Before you go on the ‘Ohmigosh, she’s a prude’, let me stop you right there. I ain’t no prude but I firmly draw the line at going through the following things - shivering like a leaf in my undies, having a bloke (gay or not) poke and prod me in various places to show me what I’ve got, baring my ‘bedroom secrets’ to the whole world and its wife and to top it all, have the bloke helpfully slot some boob uplightment device inside my bra. No, no, no, N-O!

Forgive me for being so boring / naive, if I was suffering from some serious body issues post baby (who am I kidding? that’s a permanent state of mind where I am concerned!) I’d rather work on it by doing something - anything - else. Join the gym (which the woman did, after the bloke chose some hip track suits), sign up for some mummy-toddler club, get a personal shopper to help buy clothes that fit you, rope in your mates to give you some quality, non-mumsy time…. anything other than having to pose about in the buff. Drastic, methinks.

I went through some crippling bouts of depression, post-baby (and the MIL visit!) that wasn’t helped by the fact that I didn’t have any decent friend or family around me to prop me up. So I slowly confined myself to the four walls of our house, wearing some absolute eye-sores and generally feeling sorry for myself. Had I been home, surrounded by friends and family (which this woman no doubt was), I would have been dragged willy-nilly out into the Big Bad World and made to face it. I don’t know why this woman’s friends and family were standing around, wringing their hands, in a rather helpless fashion. What the hell was the hubby doing anyways? Why wasn’t he wooing the daylights of his wife till she felt sexy again?

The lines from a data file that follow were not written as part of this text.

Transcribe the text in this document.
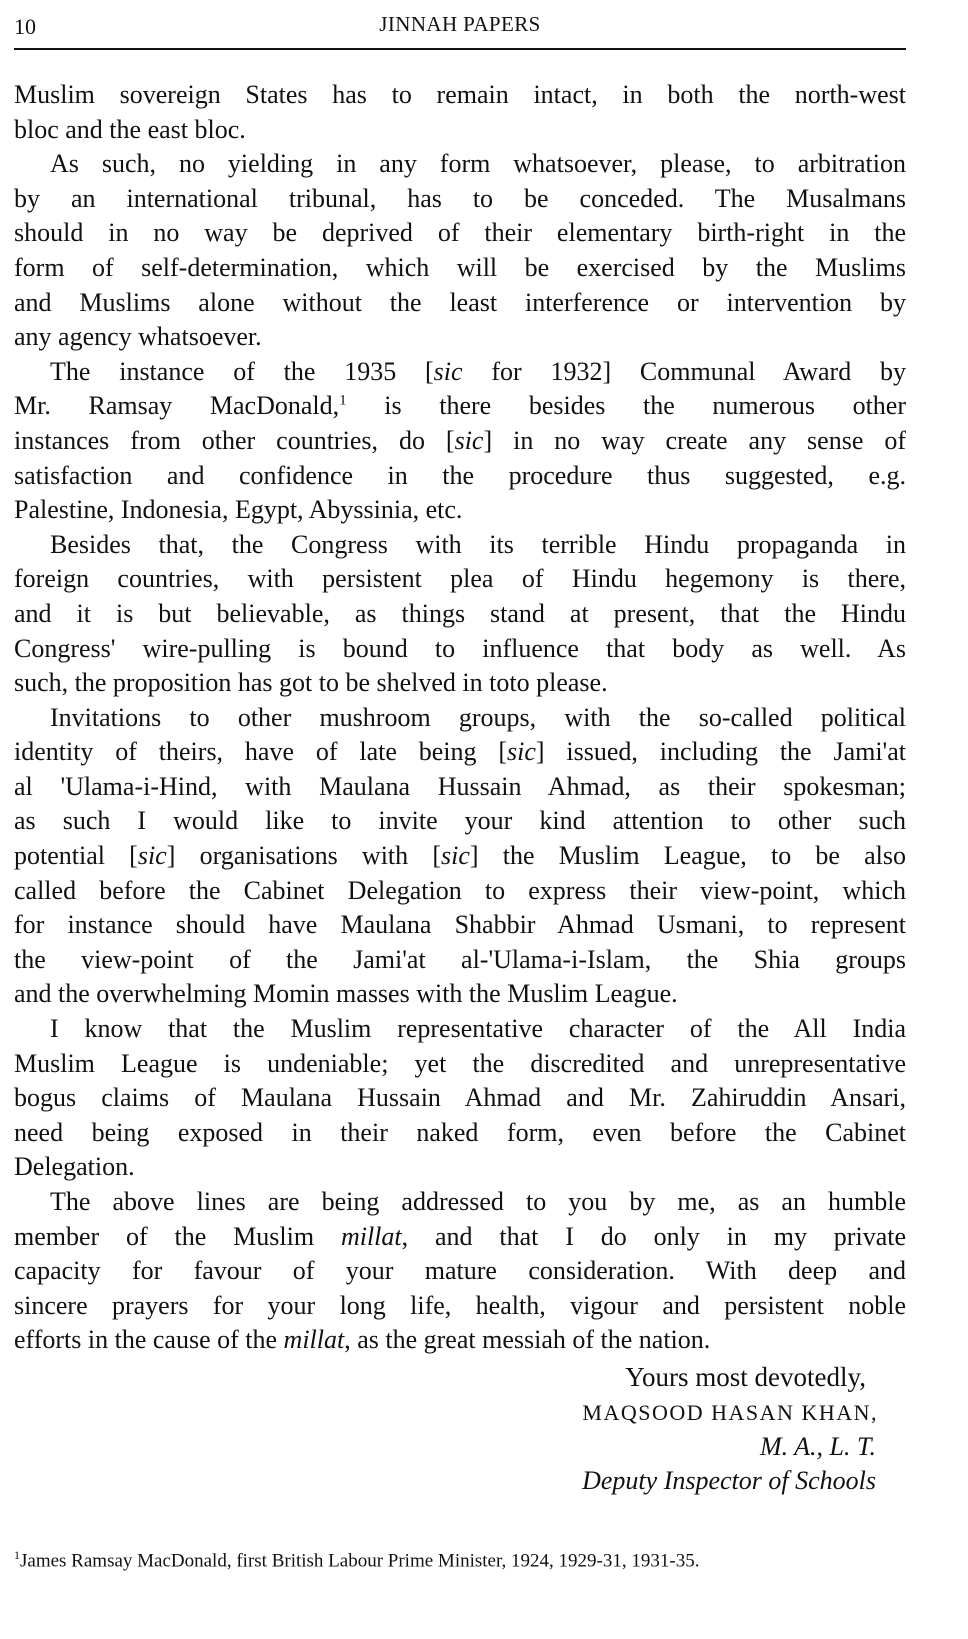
10	JINNAH PAPERS
Muslim sovereign States has to remain intact, in both the north-west
bloc and the east bloc.
As such, no yielding in any form whatsoever, please, to arbitration
by an international tribunal, has to be conceded. The Musalmans
should in no way be deprived of their elementary birth-right in the
form of self-determination, which will be exercised by the Muslims
and Muslims alone without the least interference or intervention by
any agency whatsoever.
The instance of the 1935 [sic for 1932] Communal Award by
Mr. Ramsay MacDonald,$^1$ is there besides the numerous other
instances from other countries, do [sic] in no way create any sense of
satisfaction and confidence in the procedure thus suggested, e.g.
Palestine, Indonesia, Egypt, Abyssinia, etc.
Besides that, the Congress with its terrible Hindu propaganda in
foreign countries, with persistent plea of Hindu hegemony is there,
and it is but believable, as things stand at present, that the Hindu
Congress' wire-pulling is bound to influence that body as well. As
such, the proposition has got to be shelved in toto please.
Invitations to other mushroom groups, with the so-called political
identity of theirs, have of late being [sic] issued, including the Jami'at
al 'Ulama-i-Hind, with Maulana Hussain Ahmad, as their spokesman;
as such I would like to invite your kind attention to other such
potential [sic] organisations with [sic] the Muslim League, to be also
called before the Cabinet Delegation to express their view-point, which
for instance should have Maulana Shabbir Ahmad Usmani, to represent
the view-point of the Jami'at al-'Ulama-i-Islam, the Shia groups
and the overwhelming Momin masses with the Muslim League.
I know that the Muslim representative character of the All India
Muslim League is undeniable; yet the discredited and unrepresentative
bogus claims of Maulana Hussain Ahmad and Mr. Zahiruddin Ansari,
need being exposed in their naked form, even before the Cabinet
Delegation.
The above lines are being addressed to you by me, as an humble
member of the Muslim millat, and that I do only in my private
capacity for favour of your mature consideration. With deep and
sincere prayers for your long life, health, vigour and persistent noble
efforts in the cause of the millat, as the great messiah of the nation.
Yours most devotedly,
MAQSOOD HASAN KHAN,
M. A., L. T.
Deputy Inspector of Schools
$^1$James Ramsay MacDonald, first British Labour Prime Minister, 1924, 1929-31, 1931-35.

If you think ranting about a bit of an undie show is a bit much, even for me, the best was yet to come. The once shaky now yummy mummy posed in the buff (’the shots will be extremely tasteful’) prior to walking down the ramp wearing nothing but her undergarments. And her mum and mate in the audience went ‘ooh! she is soo confident!’

Good grief!

I felt like banging my head at this point. We talk about women’s lib, suffragette and Girl Power and then say parading about half-naked on national telly epitomises confidence. Maybe I am a prude, after all. A prude tightly holding on to her clothes.